僕とヴァルマは、ススーリとアニマに先に水浴びしてもらっている間に、”紳士的振る舞い”と”見張り”を兼ねて川を背に精神魔法について話し合っていた。アニマとススーリの会話が断片的に聞こえて来て、僕はそれを<解釈>で盗み聞きすると思わず胸が痛くなった。


「・・・おまえの気持ちも分からないでもないが・・・奪い取るにしても・・・相手が相手だ、冷静になれよ。命がなければ、人を好きになることも、守ることもできないからな。」



ーヴァルマさんはまったく人が出来すぎてるよ。


僕は苦虫をかみしめるような顔で、ただうなづいた。


「そ、それで、つまり精神魔法は脳波に作用しているんですね?」


「・・・あ、ああそうだ。つまり、ほとんどの場合同じ種族それもある程度相性が良くないと成功しない。特にテレパシーはお互いの脳波を同調する魔法だ。精神構造の違う対象には効かないし、そもそも術者の意識が削がれたり、どちらかの精神が異常に興奮していれば成功しない。」


ーそんなに複雑だったのか。となると、僕とアニマが疎通できるのは一体どういうことだ?

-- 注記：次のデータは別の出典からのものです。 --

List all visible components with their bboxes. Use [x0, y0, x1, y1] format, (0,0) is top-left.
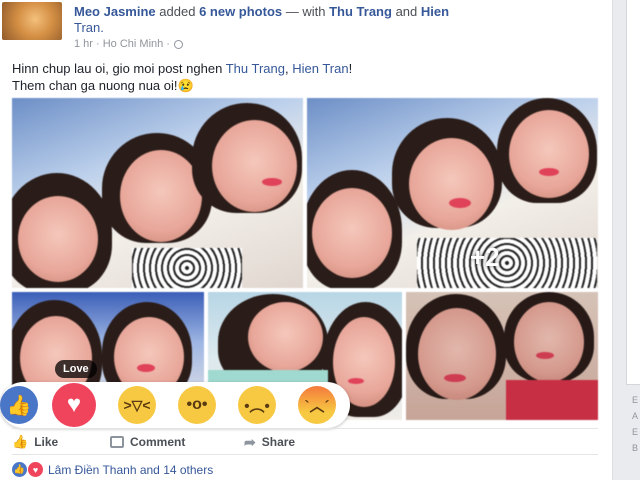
like-reaction-button[interactable]: 👍: [0, 386, 38, 424]
author-name[interactable]: Meo Jasmine: [74, 4, 156, 19]
sidebar-letter: E: [632, 427, 639, 437]
post-actions: 👍 Like Comment ➦ Share: [12, 432, 598, 452]
photo-5[interactable]: [406, 292, 598, 420]
reaction-summary[interactable]: 👍 ♥ Lâm Điền Thanh and 14 others: [12, 461, 213, 478]
photo-grid: [12, 98, 598, 420]
photo-clothing: [417, 238, 597, 288]
post-caption: Hinn chup lau oi, gio moi post nghen Thu…: [12, 60, 352, 94]
post-timestamp[interactable]: 1 hr · Ho Chi Minh ·: [74, 38, 170, 50]
sidebar-letter: E: [632, 395, 639, 405]
love-summary-icon: ♥: [27, 461, 44, 478]
more-photos-count[interactable]: +2: [470, 242, 500, 273]
share-label: Share: [261, 435, 296, 449]
share-action-button[interactable]: ➦ Share: [244, 432, 295, 452]
caption-separator: ,: [284, 61, 289, 76]
love-icon: ♥: [66, 391, 82, 418]
caption-exclaim: !: [348, 61, 353, 76]
sidebar-letter: B: [632, 443, 639, 453]
like-action-button[interactable]: 👍 Like: [12, 432, 110, 452]
globe-icon: [173, 39, 183, 49]
photo-dim-overlay: [406, 292, 598, 420]
sad-reaction-button[interactable]: •︵•: [238, 386, 276, 424]
photo-subject-face: [212, 120, 297, 212]
actions-divider-top: [12, 428, 598, 429]
comment-icon: [110, 436, 124, 448]
photo-subject-lips: [262, 178, 282, 186]
like-label: Like: [34, 435, 59, 449]
post-header: Meo Jasmine added 6 new photos — with Th…: [74, 4, 449, 19]
photo-1[interactable]: [12, 98, 303, 288]
share-icon: ➦: [244, 433, 256, 450]
like-summary-icon: 👍: [12, 462, 27, 477]
comment-action-button[interactable]: Comment: [110, 432, 244, 452]
photo-subject-face: [18, 196, 98, 282]
tagged-user-hien-tran-continued[interactable]: Tran.: [74, 20, 104, 35]
photo-subject-face: [120, 150, 202, 242]
photo-subject-face: [248, 302, 323, 372]
photo-subject-lips: [137, 364, 155, 372]
photo-subject-face: [509, 110, 589, 198]
angry-icon: `︿´: [304, 397, 330, 415]
photo-subject-lips: [539, 168, 559, 176]
right-sidebar-card: [626, 0, 640, 385]
thumbs-up-icon: 👍: [12, 434, 29, 449]
reaction-summary-text[interactable]: Lâm Điền Thanh and 14 others: [48, 463, 213, 477]
angry-reaction-button[interactable]: `︿´: [298, 386, 336, 424]
reaction-picker: 👍 ♥ >▽< •o• •︵• `︿´: [0, 382, 350, 428]
photo-subject-face: [312, 188, 392, 278]
sad-icon: •︵•: [244, 397, 270, 415]
right-sidebar-text: E A E B: [632, 392, 638, 456]
photo-subject-face: [409, 138, 494, 230]
and-text: and: [395, 4, 418, 19]
reaction-tooltip: Love: [55, 360, 97, 378]
caption-line-2: Them chan ga nuong nua oi!😢: [12, 78, 194, 93]
action-prefix: added: [159, 4, 196, 19]
comment-label: Comment: [130, 435, 186, 449]
wow-reaction-button[interactable]: •o•: [178, 386, 216, 424]
feed-post: Meo Jasmine added 6 new photos — with Th…: [0, 0, 613, 480]
caption-tag-hien-tran[interactable]: Hien Tran: [292, 61, 348, 76]
author-avatar[interactable]: [2, 2, 62, 40]
tagged-user-hien-tran[interactable]: Hien: [421, 4, 449, 19]
with-text: — with: [285, 4, 326, 19]
love-reaction-button[interactable]: ♥: [52, 383, 96, 427]
photo-2[interactable]: [307, 98, 598, 288]
photo-clothing: [132, 248, 242, 288]
haha-reaction-button[interactable]: >▽<: [118, 386, 156, 424]
photo-subject-lips: [449, 198, 471, 208]
sidebar-letter: A: [632, 411, 639, 421]
photo-count-link[interactable]: 6 new photos: [199, 4, 282, 19]
like-icon: 👍: [6, 394, 32, 417]
caption-text: Hinn chup lau oi, gio moi post nghen: [12, 61, 223, 76]
tagged-user-thu-trang[interactable]: Thu Trang: [329, 4, 392, 19]
photo-subject-lips: [348, 378, 364, 384]
haha-icon: >▽<: [123, 396, 151, 413]
caption-tag-thu-trang[interactable]: Thu Trang: [226, 61, 285, 76]
actions-divider-bottom: [12, 454, 598, 455]
post-meta: 1 hr · Ho Chi Minh ·: [74, 38, 183, 50]
wow-icon: •o•: [186, 396, 208, 413]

「まあ、イメージを掴むだけさ。詠唱は自分で考えればいい。知りたければ教えるが?」


ー僕は慎重派である!


「念のためお願いします。」


「ん?まあ、もうほとんどわかってるみたいだが。ホーマの間でよく使われる詠唱はこうだ・・・。」



ヴァルマは息を吸い口を開いた。



「思いを受け取り思いを投げよ。思いは揺れる波、信号の明滅。意図よ同期せよ!」



ーなるほど、全部は覚えられないが、イメージが大切・・・と。



「特に最後は力強く言い切ったほうがいい!言葉にすると、意識が明確になるからな!」



「はい!ヴァルマさん!!」



{ピタッピタピタピタ}


・・・


{ピタッ}


「Varma , Susuri finitas !」

「タイラさん、ヴァルマさんどうぞ交代です。」


 僕は意識を魔法の練習に費やしてため、<解釈>をしそびれた。アニマの言葉はテレパシーの補助で僕の脳内で意味が理解できる。それでも念話ではなく渋目の声で言ったのはヴァルマさんにも聞こえるようにとのことだろう。


ーやっぱ地声もいい!


「じゃあ、さっそく・・・って、うわああ!」


しっとりと濡れた青い髪に、水を弾く黒い角。胸元にかかるタオルは一片は山々の輪郭を帯びながら揺れる。右手にもったタオルで左腕を拭くとそれは容易に捲れそうだった。その下には、白く伸びる御み足、そして青い・・・。



ータオル巻いてないどころか、服も着てない!!!!



 アニマは貸してもらった薄手の生成り色のタオルで体を拭きながら、僕とヴァルマに話しかけた。体にタオルを巻いてるのですらない。”拭いているのだ”。

 僕はとっさに下を向いた。さながらキョンシーのような立ち姿だ。


「ア、アニマさん、体を隠してから話かけてくださいませんかっ!」



ヴァルマさんには僕の言葉が伝わっているので察したのだろう。ぎこちない動きで、川を背にしたまま、ススーリを抱きかかえながら服を着せていた。


(モシ?)


「いや、”モシ?”じゃなくて??」


(私の体はやはり、見苦しかったでしょうか?)



「いや、だからそうじゃなくて!」



(確かに、タイラさん”美しい”と言及したのは顔の部位と肌と振る舞いについてで、体型や傷については触れていませんでしたね。やはり主様の仰る通りこの体は・・・)



「いや、だからそうじゃなくて・・・。」



(今度からは気をつけます・・・無理して気を使うのが地球人の美徳なー)



「違うって!アニマの体も素敵だよ!傷は痛々しくて悲しい気持ちになるけど、それだって”見苦しい”わけじゃなくて・・・恥ずかしい、そう恥ずかしいからだよ!ってかむしろアニマは恥ずかしくないの!!??お腹鳴った時は恥ずかしがってたじゃん?」



ー後ろでヴァルマさんが僕の言葉を聞いて笑ってる気がする。



(恥ずかしい、ですか?お腹が鳴ったときは・・・あれは侮辱的な音でしたので、失礼かと思いまして。悔しさと申し訳なさならありましたが。)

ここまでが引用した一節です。